Natural Features, Watercourses and Wetlands
- Protect gills and ravines from stock to encourage regeneration of semi-natural vegetation including scrub and open woodland.
Moor and Heath
- Conserve and enhance areas of semi-natural acid grassland and heath to increase their biodiversity by adopting appropriate stocking densities and/or burning regimes.
- Restore moorland intakes and allotments on peaty soils to heather moorland by reducing stocking levels and ditch blocking.
- Manage semi-improved grasslands to enhance biodiversity by adopting appropriate stocking levels and avoiding further improvements such as drainage, ploughing and reseeding. Limit the use of fertilisers, herbicides and liming.
Trees, Woodlands and Forestry
- Conserve and restore gill woodlands by fencing and excluding livestock to promote natural regeneration.
- Plant new native oak-birch and juniper woodlands in gills and ravines, valley bottoms and lower slopes.
- Restructure forests and plantations to restore damaged habitats and archaeological sites, increase species diversity, and soften geometric outlines.
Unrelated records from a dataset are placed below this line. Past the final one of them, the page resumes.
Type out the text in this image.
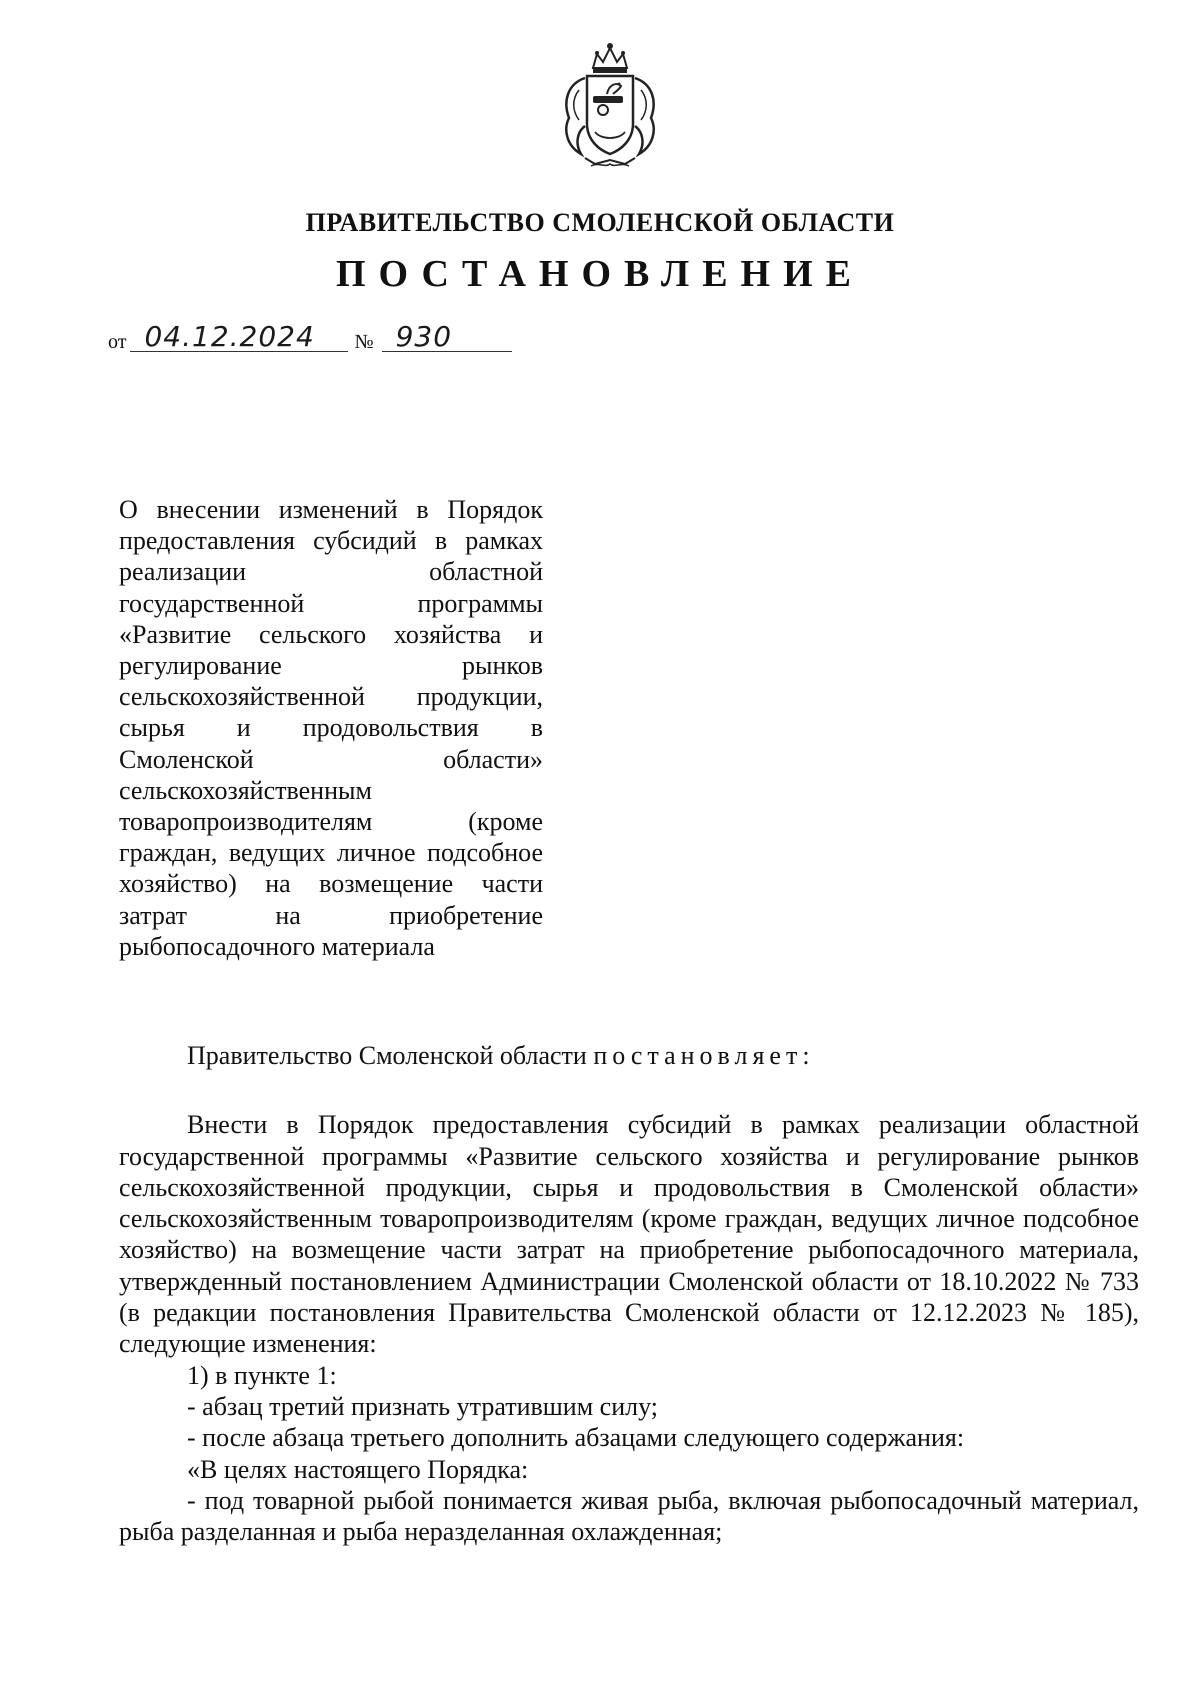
ПРАВИТЕЛЬСТВО СМОЛЕНСКОЙ ОБЛАСТИ
ПОСТАНОВЛЕНИЕ
от 04.12.2024	№ 930
О внесении изменений в Порядок предоставления субсидий в рамках реализации областной государственной программы «Развитие сельского хозяйства и регулирование рынков сельскохозяйственной продукции, сырья и продовольствия в Смоленской области» сельскохозяйственным товаропроизводителям (кроме граждан, ведущих личное подсобное хозяйство) на возмещение части затрат на приобретение рыбопосадочного материала

Правительство Смоленской области постановляет:

Внести в Порядок предоставления субсидий в рамках реализации областной государственной программы «Развитие сельского хозяйства и регулирование рынков сельскохозяйственной продукции, сырья и продовольствия в Смоленской области» сельскохозяйственным товаропроизводителям (кроме граждан, ведущих личное подсобное хозяйство) на возмещение части затрат на приобретение рыбопосадочного материала, утвержденный постановлением Администрации Смоленской области от 18.10.2022 № 733 (в редакции постановления Правительства Смоленской области от 12.12.2023 № 185), следующие изменения:

1) в пункте 1:

- абзац третий признать утратившим силу;

- после абзаца третьего дополнить абзацами следующего содержания:

«В целях настоящего Порядка:

- под товарной рыбой понимается живая рыба, включая рыбопосадочный материал, рыба разделанная и рыба неразделанная охлажденная;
Consider removal of visually intrusive isolated plantations.
- Conserve and reinforce stands of shelter trees around isolated farmsteads.
- Protect archaeological features by avoiding overstocking or supplementary feeding on sensitive sites.
- Protect and conserve lead mining features – avoid physical damage, removal or infilling; consolidate important structures and sensitively gate open shafts and adits taking archaeological advice.
- Conserve and maintain historic field barns, farm buildings and lime kilns.
- Conserve and enhance old quarries by avoiding tipping and excluding livestock to promote natural regeneration.
- Maintain and restore dry stone walls.
- Site new farm buildings close to existing buildings where possible, and reflect their scale, character and materials.
- Reduce the impact of larger modern buildings by careful selection of colour, breaking up mass and planting screening belts of native species. Follow the North Pennines AONB Agricultural Building Design Guide.
Energy, Telecommunications and Infrastructure
- Avoid the siting of tall structures such as masts, pylons and wind turbines in the Moorland Fringe landscape.
- Where masts, pylons or domestic scale wind turbines are needed, site them close to existing buildings and forest edges. Where possible underground services.
- New buildings should only be developed in exceptional circumstances – they should be closely related where possible to existing buildings and should utilise traditional materials and building styles.
- Avoid damage to sensitive natural landforms.
- Avoid breaching skylines with extraction areas or storage mounds.
- Restore quarry faces to naturalistic profiles using restoration blasting.
- Restore quarries to semi-natural woodland, grassland, wetland and bare rock habitats using natural regeneration where appropriate.
Tourism and Recreation
- Tourism and recreational development should be undertaken in such a way as to avoid any urbanising influence on the landscape. Existing buildings should be re-used where possible. New buildings should reflect the scale, form, materials and vernacular detailing of traditional farm buildings in the area.
- Facilities and infrastructure for tourism and recreation – paths, car parks, litter bins, signage and interpretation – should be provided only where absolutely necessary, and should be sensitively designed and low key to avoid exerting an urbanising influence on this very rural landscape.